Perhaps someday, as AI develops, economic planning algorithms and nonhuman production will solve at least some of these problems. That’s an empirical question that has yet to be answered by actual history. Meanwhile, though, as Cohen also points out, it doesn’t follow from the premise that we don’t know how to do without markets entirely that we have to accept capitalist ownership of the means of production. We can, at least, experiment with forms of market socialism that go beyond social democracy (even if they stop short of perfectly embodying the ideals of a camping trip).
This may sound like wild-eyed radicalism. Then again, there was a time when women’s suffrage and the abolition of slavery sounded the same way.

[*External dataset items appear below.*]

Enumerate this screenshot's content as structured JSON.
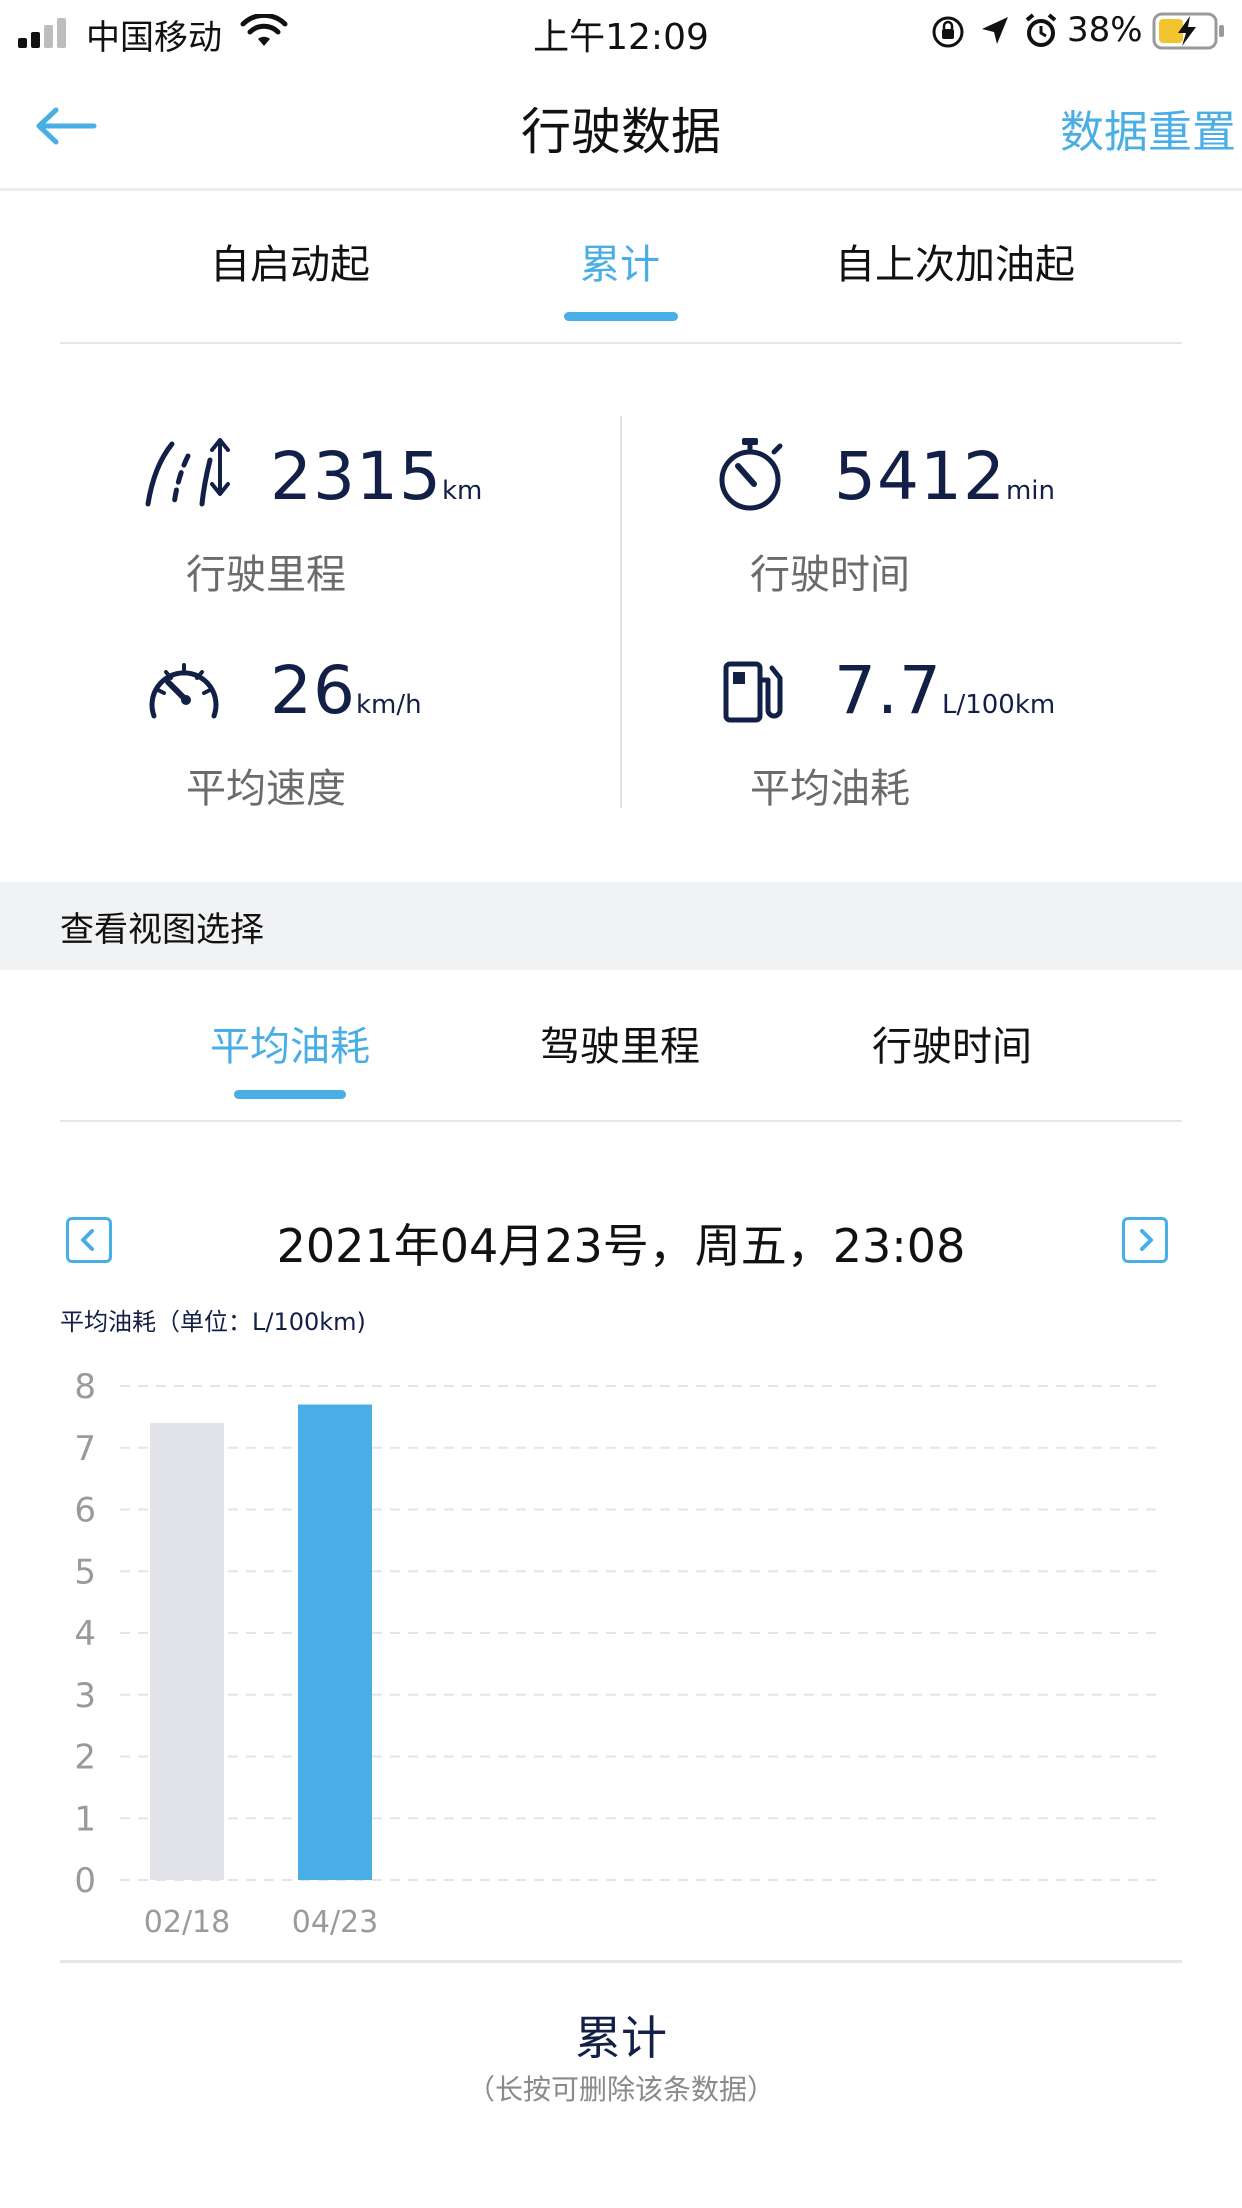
{
  "status_bar": {
    "carrier": "中国移动",
    "time": "上午12:09",
    "battery": "38%"
  },
  "nav": {
    "title": "行驶数据",
    "action": "数据重置"
  },
  "tabs": [
    {
      "label": "自启动起"
    },
    {
      "label": "累计"
    },
    {
      "label": "自上次加油起"
    }
  ],
  "stats": {
    "distance": {
      "value": "2315",
      "unit": "km",
      "label": "行驶里程"
    },
    "time": {
      "value": "5412",
      "unit": "min",
      "label": "行驶时间"
    },
    "speed": {
      "value": "26",
      "unit": "km/h",
      "label": "平均速度"
    },
    "fuel": {
      "value": "7.7",
      "unit": "L/100km",
      "label": "平均油耗"
    }
  },
  "view_select": {
    "title": "查看视图选择",
    "tabs": [
      {
        "label": "平均油耗"
      },
      {
        "label": "驾驶里程"
      },
      {
        "label": "行驶时间"
      }
    ]
  },
  "date_nav": {
    "text": "2021年04月23号，周五，23:08"
  },
  "chart_data": {
    "type": "bar",
    "title": "平均油耗（单位：L/100km)",
    "categories": [
      "02/18",
      "04/23"
    ],
    "values": [
      7.4,
      7.7
    ],
    "ylim": [
      0,
      8
    ],
    "yticks": [
      "0",
      "1",
      "2",
      "3",
      "4",
      "5",
      "6",
      "7",
      "8"
    ],
    "grid": true,
    "colors": {
      "bar": "#e1e3e8",
      "bar_selected": "#4aaee6",
      "tick": "#9a9a9a",
      "grid": "#e3e5ea"
    },
    "selected_index": 1
  },
  "summary": {
    "title": "累计",
    "hint": "（长按可删除该条数据）"
  },
  "colors": {
    "accent": "#4aaee6",
    "navy": "#122047"
  }
}
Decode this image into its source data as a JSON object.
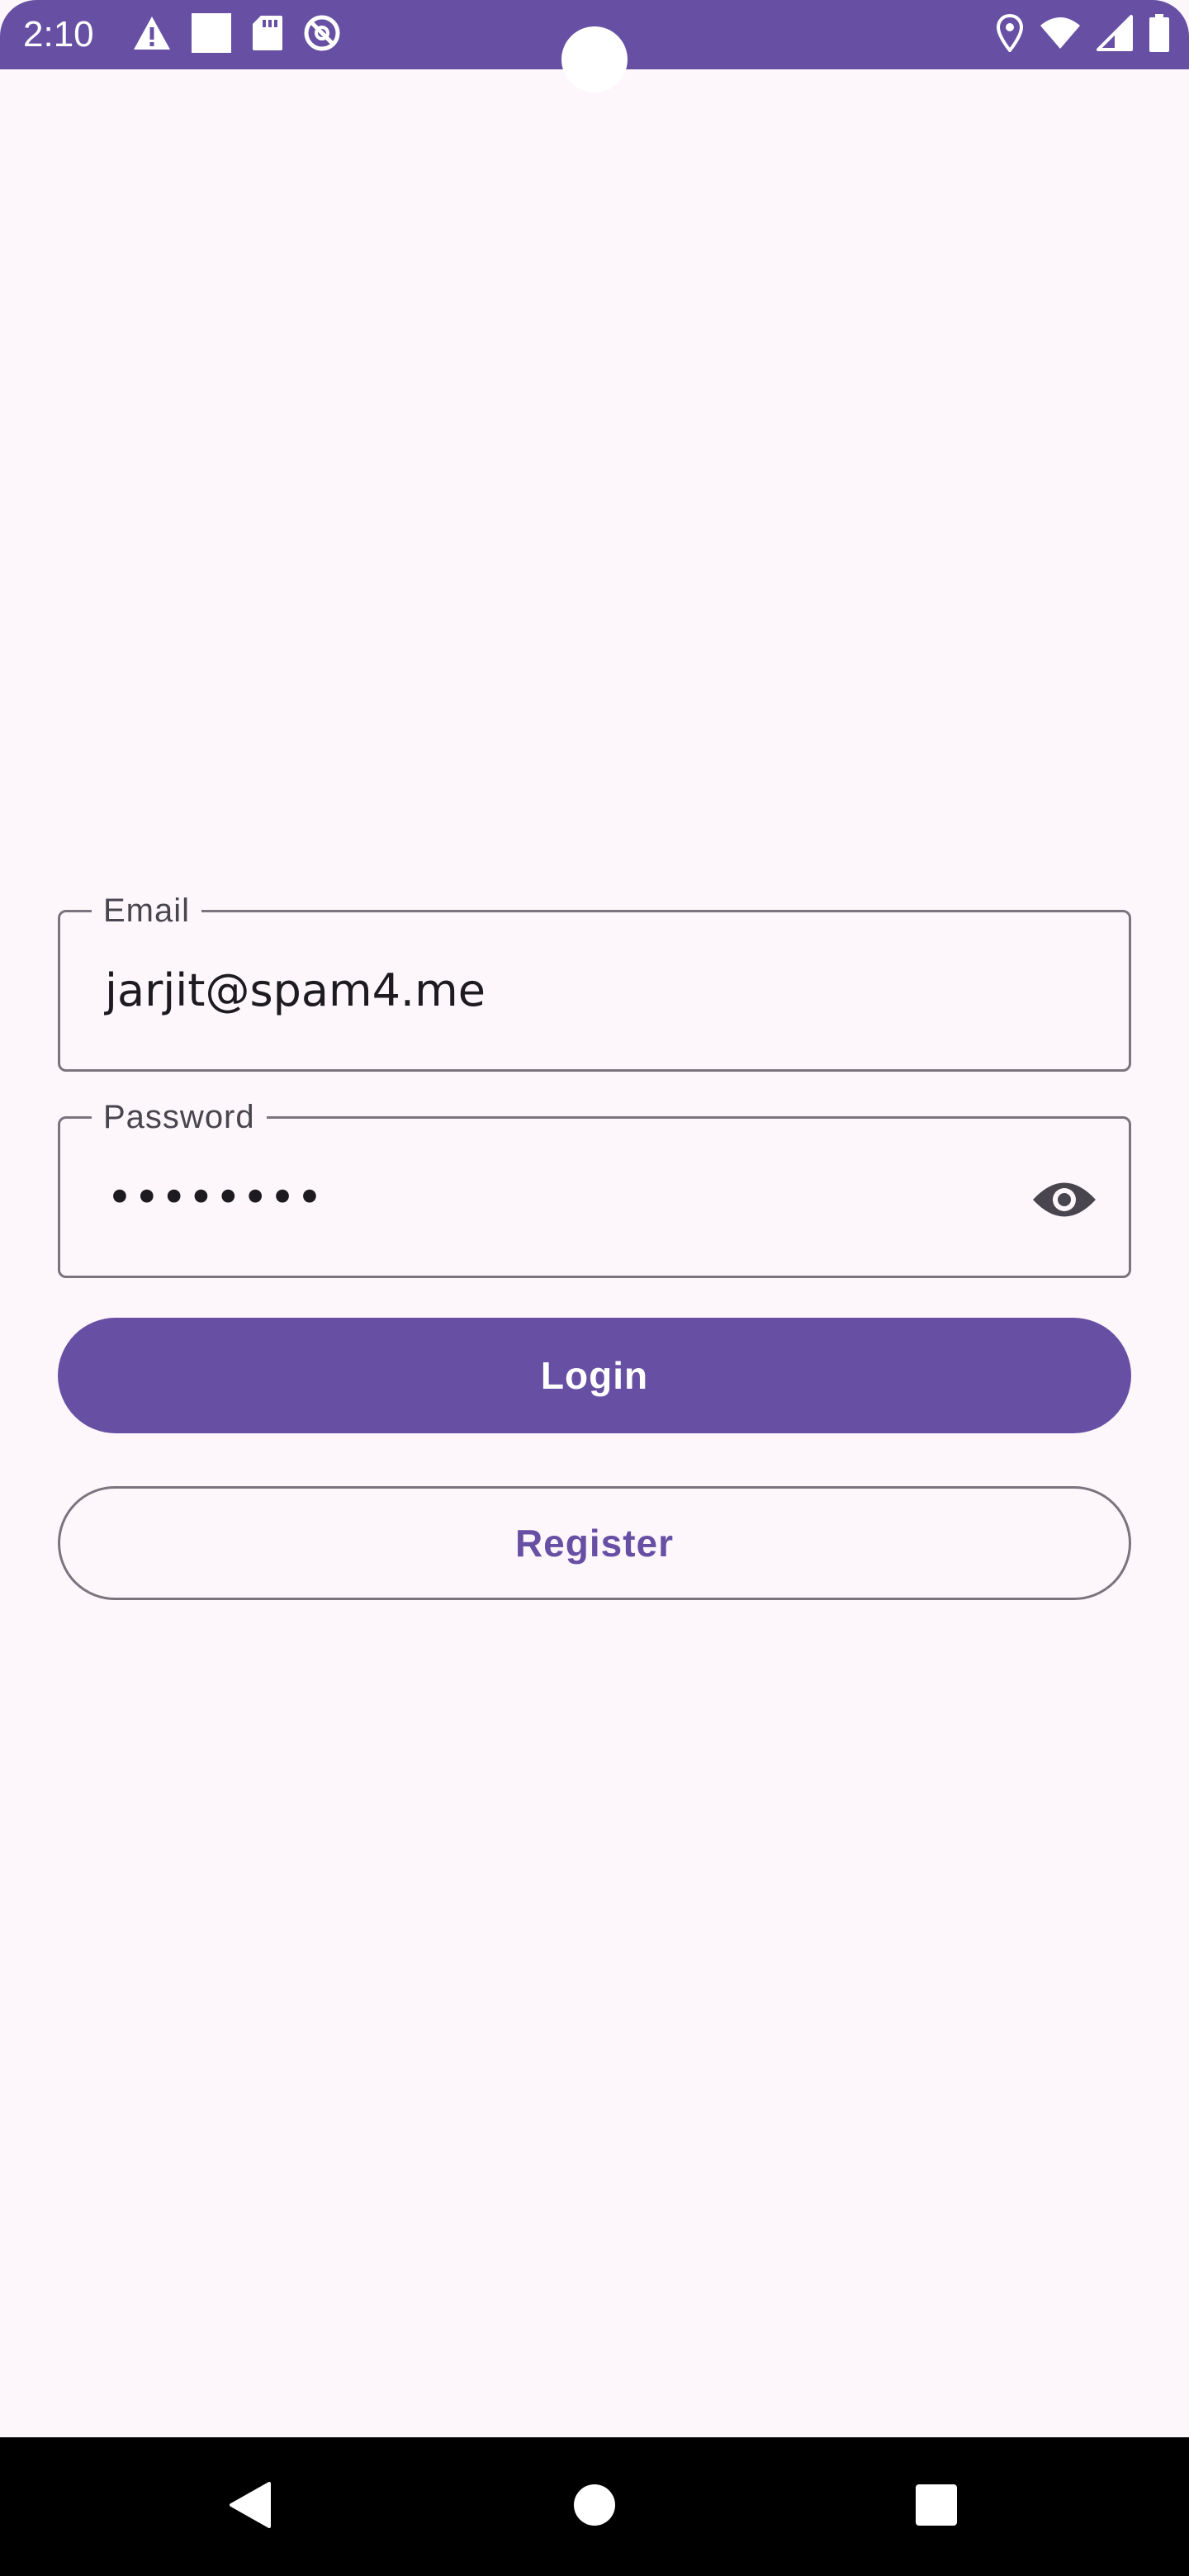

I’m cowriting a book with Jacobin founding editor Bhaskar Sunkara and economic professor Mike Beggs in which we outline one possible model of what that might look like.13 We build on the achievements of social democracy, which have empirically demonstrated that it’s possible to take important sectors such as healthcare and education outside of the market entirely and get good results. When it comes to sectors where we think giving up on the efficiency of price signals and firm failure would be too high a price to pay, we think we can at least transition to an economy where the dominant form of private sector organization would be internally democratic worker cooperatives.14
This may sound like wild-eyed radicalism. Then again, there was a time when women’s suffrage and the abolition of slavery sounded the same way. Nearly everyone alive today would acknowledge that these advances toward a more perfect realization of equal dignity for every human being were steps in the right direction. My view is that we need to keep going.